Actually, I think it will respond well to a neighbourhood that most values privacy, while providing, to passing cyclists and runners, peaks of great wealth (three-and four-car garage doors, occasional glimpses of a Bentley Mulsanne or Mercedes AMG).
Like most of its neighbours, it will be surrounded by a high wall, or more likely by a dense 3 or 4 metre tall cedar hedge. Eyes on the street will never see the burglars hiding in the foliage. “Closes itself off to… the neighbourhood?” That’s the point of Point Grey Road.
Thursday – 9 am
I could never understand why people want to live in lonely single-family houses with all that wasted space around them. Clearly the owner of this house feels the same, but was unable to find a big enough condo and had to recreate one overlooking some vacant scrub land that doesn’t even function as productive agriculture, but at least is only four blocks from transit.
Ok,ok – I saw this when it was being framed and wondered when they were going to cut the holes in the sheathing. Now I will have to go on another bike ride, but only as long as you don’t expect me to wear a helmet.
Thursday – 12:03 pm
Nothing like a field review to see things more clearly.
It certainly fits the context along the north side of Point Grey Road of blank walled mansions, with all kind of surface decorations like closed blinds that never welcome eyes from the street, and blank arrays of garage doors for the display of luxurious automobiles. The urban gesture is a raised middle finger of exclusive solidarity and solid exclusiveness.
At least this home (with its future hedge or fence), will feel welcoming the moment you wheel your bike in through the front gate. The whole ground floor is glazed, with the stairwell providing a screen by the front door, and there will be more livable indoor/outdoor space to the south and west of this lot than on the rest of the block added together.
Passersby flooding to their tennis or yachts won’t be creamed by cars and bikes busily disobeying road signs, and the house next door to the east will retain its wide open views westwards over the car pit behind this house.
With the roof top screens and trellises, it is the perfect urban penthouse, with ground oriented livable open space, which is what I thought single family homes are all about.
The issue for us is that it is an accurately stark representation of what an executive home is all about. We all have memories and different aspirations. These create expectations and we fossilise them in rules. It would be dangerous for babies to play hockey on this street, so this house does not encumber the issue with crash helmets and their blind spots.
I won’t say that I like it, but I do prefer peekaboo as being more appropriate for urban living than wall to wall glazing with permanently closed blinds, and I can visualize enjoying this environment – which is more than I can say for the mansions along this street.
Now the south side of the street tells a different story, and it is those raised porches that make us think of community.

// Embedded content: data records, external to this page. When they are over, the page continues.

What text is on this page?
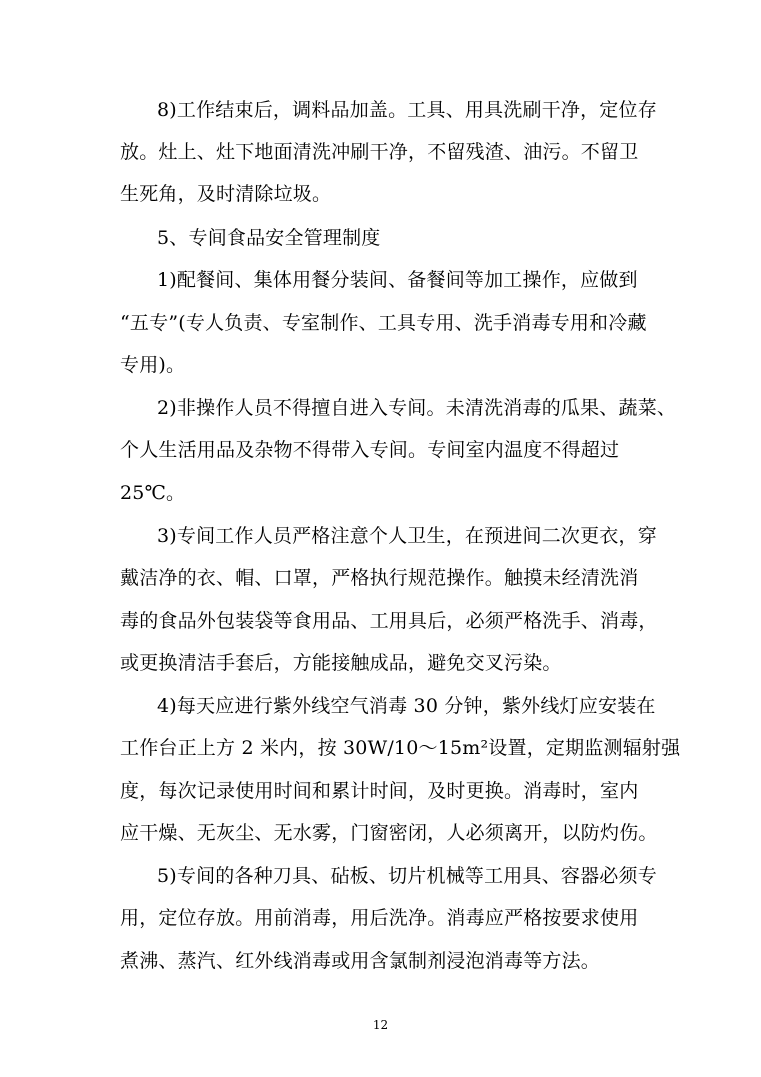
8)工作结束后，调料品加盖。工具、用具洗刷干净，定位存
放。灶上、灶下地面清洗冲刷干净，不留残渣、油污。不留卫
生死角，及时清除垃圾。
5、专间食品安全管理制度
1)配餐间、集体用餐分装间、备餐间等加工操作，应做到
“五专”(专人负责、专室制作、工具专用、洗手消毒专用和冷藏
专用)。
2)非操作人员不得擅自进入专间。未清洗消毒的瓜果、蔬菜、
个人生活用品及杂物不得带入专间。专间室内温度不得超过
25℃。
3)专间工作人员严格注意个人卫生，在预进间二次更衣，穿
戴洁净的衣、帽、口罩，严格执行规范操作。触摸未经清洗消
毒的食品外包装袋等食用品、工用具后，必须严格洗手、消毒，
或更换清洁手套后，方能接触成品，避免交叉污染。
4)每天应进行紫外线空气消毒 30 分钟，紫外线灯应安装在
工作台正上方 2 米内，按 30W/10～15m²设置，定期监测辐射强
度，每次记录使用时间和累计时间，及时更换。消毒时，室内
应干燥、无灰尘、无水雾，门窗密闭，人必须离开，以防灼伤。
5)专间的各种刀具、砧板、切片机械等工用具、容器必须专
用，定位存放。用前消毒，用后洗净。消毒应严格按要求使用
煮沸、蒸汽、红外线消毒或用含氯制剂浸泡消毒等方法。
12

But then, I spent my whole career trying to make sure I did not have to work on single-family houses!
This is maybe the ultimate expression of the courtyard culture we’ve become, compared with the front porch culture which built neighbouring houses in generations past.
On the Heritage Commission, we are trying to encourage architects to design infill buildings which are identifiably modern but reflect some of the rhythms and proportions of the historic piece. The best one recently (although the neighbourhood probably still hates it) has been the infill design in the Mole Hill block, behind a privately owned historic cottage, by Tim Ankemann.

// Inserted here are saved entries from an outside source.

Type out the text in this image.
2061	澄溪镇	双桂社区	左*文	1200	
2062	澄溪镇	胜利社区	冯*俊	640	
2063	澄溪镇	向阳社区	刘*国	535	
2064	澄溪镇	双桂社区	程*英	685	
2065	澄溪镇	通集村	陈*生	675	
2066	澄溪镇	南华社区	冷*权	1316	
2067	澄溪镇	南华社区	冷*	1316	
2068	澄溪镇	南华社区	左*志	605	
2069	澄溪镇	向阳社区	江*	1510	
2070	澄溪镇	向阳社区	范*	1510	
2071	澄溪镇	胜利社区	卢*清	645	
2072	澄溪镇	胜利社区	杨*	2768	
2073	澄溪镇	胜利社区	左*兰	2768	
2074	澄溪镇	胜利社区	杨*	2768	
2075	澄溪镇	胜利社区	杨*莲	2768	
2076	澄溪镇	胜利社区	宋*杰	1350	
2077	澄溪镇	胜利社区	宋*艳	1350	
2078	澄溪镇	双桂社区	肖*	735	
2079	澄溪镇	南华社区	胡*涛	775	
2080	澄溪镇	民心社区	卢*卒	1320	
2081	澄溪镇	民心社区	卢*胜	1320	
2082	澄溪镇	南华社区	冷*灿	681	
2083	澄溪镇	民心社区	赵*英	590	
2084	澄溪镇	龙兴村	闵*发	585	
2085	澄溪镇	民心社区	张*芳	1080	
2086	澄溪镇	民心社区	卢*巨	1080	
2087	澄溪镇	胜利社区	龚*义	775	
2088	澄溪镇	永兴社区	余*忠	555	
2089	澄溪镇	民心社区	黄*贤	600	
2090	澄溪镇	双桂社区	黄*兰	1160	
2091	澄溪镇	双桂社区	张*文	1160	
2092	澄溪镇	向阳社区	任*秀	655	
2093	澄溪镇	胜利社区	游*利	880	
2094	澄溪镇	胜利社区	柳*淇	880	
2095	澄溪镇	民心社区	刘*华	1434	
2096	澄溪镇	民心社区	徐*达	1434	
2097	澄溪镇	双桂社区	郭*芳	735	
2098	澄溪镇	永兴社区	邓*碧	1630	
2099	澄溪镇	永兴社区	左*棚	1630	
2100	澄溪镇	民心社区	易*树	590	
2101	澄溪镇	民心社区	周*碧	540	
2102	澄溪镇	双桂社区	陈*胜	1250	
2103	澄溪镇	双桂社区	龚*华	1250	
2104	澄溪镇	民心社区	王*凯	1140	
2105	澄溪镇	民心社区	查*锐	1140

Guidelines were adopted when Vancouver decided that rigid bylaws were inhibiting design. They are meant to allow for variation. If we are to avoid the city becoming pickled in place, to become a more interesting, yet neighbourly place, design guidelines should not be a rigid template or prescription.
“Intent” should be clear and policy derived. While it is easier for designers and staff to follow diagrams and ‘guide line’ statements, these should be seen as one way to achieve the “intent”. We should encourage designers to find other and better ways and not obstruct innovation, provided it avoids intrusive impacts and achieves policy intent.

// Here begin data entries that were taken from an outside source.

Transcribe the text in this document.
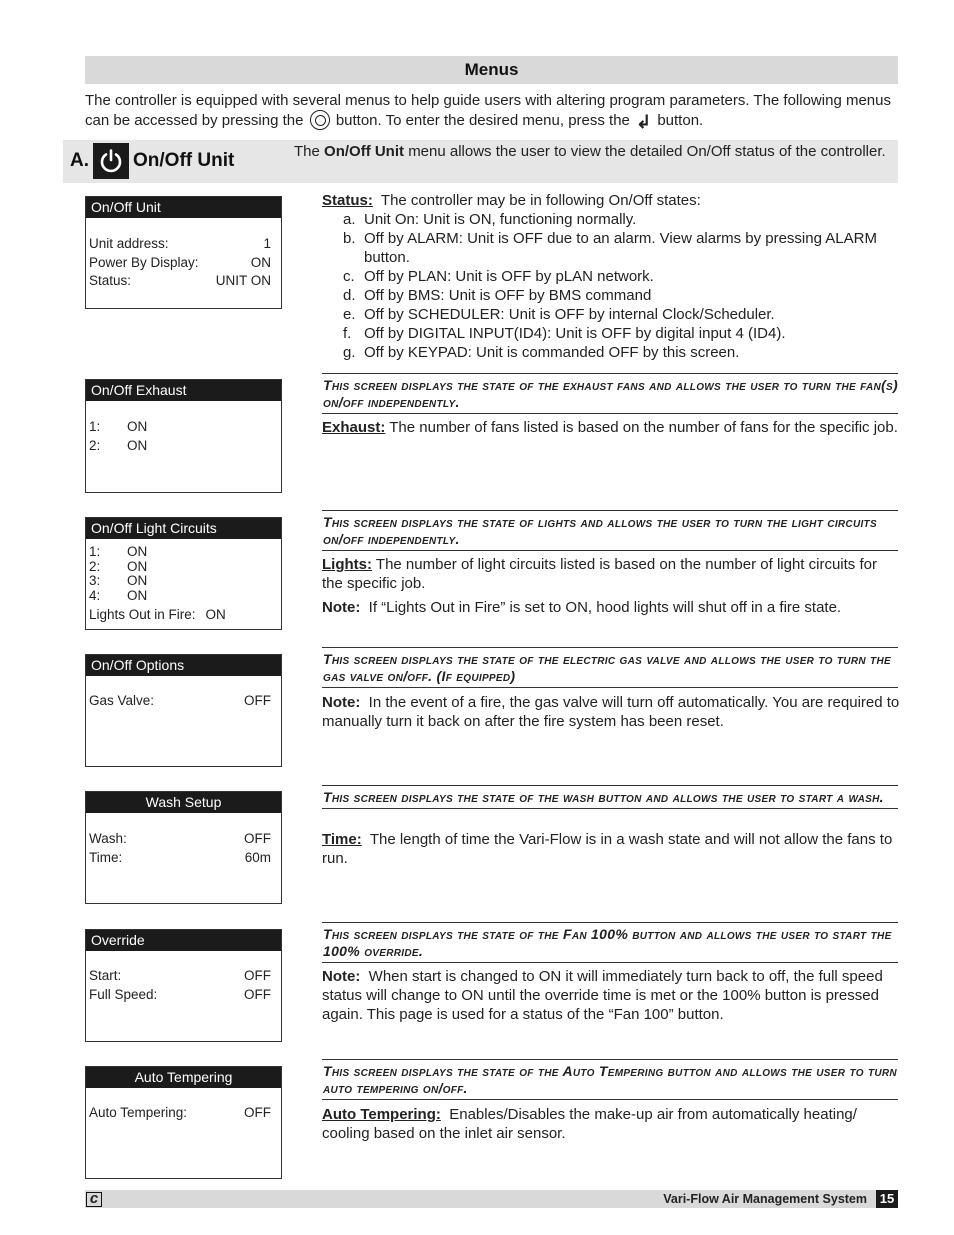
Menus
The controller is equipped with several menus to help guide users with altering program parameters. The following menus can be accessed by pressing the button. To enter the desired menu, press the ↲ button.
A. On/Off Unit	The On/Off Unit menu allows the user to view the detailed On/Off status of the controller.
On/Off Unit
Unit address:	1
Power By Display:	ON
Status:	UNIT ON
Status: The controller may be in following On/Off states:
a. Unit On: Unit is ON, functioning normally.
b. Off by ALARM: Unit is OFF due to an alarm. View alarms by pressing ALARM button.
c. Off by PLAN: Unit is OFF by pLAN network.
d. Off by BMS: Unit is OFF by BMS command
e. Off by SCHEDULER: Unit is OFF by internal Clock/Scheduler.
f. Off by DIGITAL INPUT(ID4): Unit is OFF by digital input 4 (ID4).
g. Off by KEYPAD: Unit is commanded OFF by this screen.
On/Off Exhaust
1:	ON
2:	ON
This screen displays the state of the exhaust fans and allows the user to turn the fan(s) on/off independently.
Exhaust: The number of fans listed is based on the number of fans for the specific job.
On/Off Light Circuits
1:	ON
2:	ON
3:	ON
4:	ON
Lights Out in Fire: ON
This screen displays the state of lights and allows the user to turn the light circuits on/off independently.
Lights: The number of light circuits listed is based on the number of light circuits for the specific job.
Note: If “Lights Out in Fire” is set to ON, hood lights will shut off in a fire state.
On/Off Options
Gas Valve:	OFF
This screen displays the state of the electric gas valve and allows the user to turn the gas valve on/off. (If equipped)
Note: In the event of a fire, the gas valve will turn off automatically. You are required to manually turn it back on after the fire system has been reset.
Wash Setup
Wash:	OFF
Time:	60m
This screen displays the state of the wash button and allows the user to start a wash.
Time: The length of time the Vari-Flow is in a wash state and will not allow the fans to run.
Override
Start:	OFF
Full Speed:	OFF
This screen displays the state of the Fan 100% button and allows the user to start the 100% override.
Note: When start is changed to ON it will immediately turn back to off, the full speed status will change to ON until the override time is met or the 100% button is pressed again. This page is used for a status of the “Fan 100” button.
Auto Tempering
Auto Tempering:	OFF
This screen displays the state of the Auto Tempering button and allows the user to turn auto tempering on/off.
Auto Tempering: Enables/Disables the make-up air from automatically heating/ cooling based on the inlet air sensor.
c	Vari-Flow Air Management System 15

This would favour more capable designers. It challenges fixed … usually unquestioned mental images. It may not favour ‘iconic’ but can allow for evolution in design and need not be unneighbourly.
Council will need patience for the process. Neighbours will not make it easy. They too are more familiar with having a rule book, though rules are always for the other guy. No and yes are both faster than “maybe, let’s work through it”. It should not be a zero-sum process.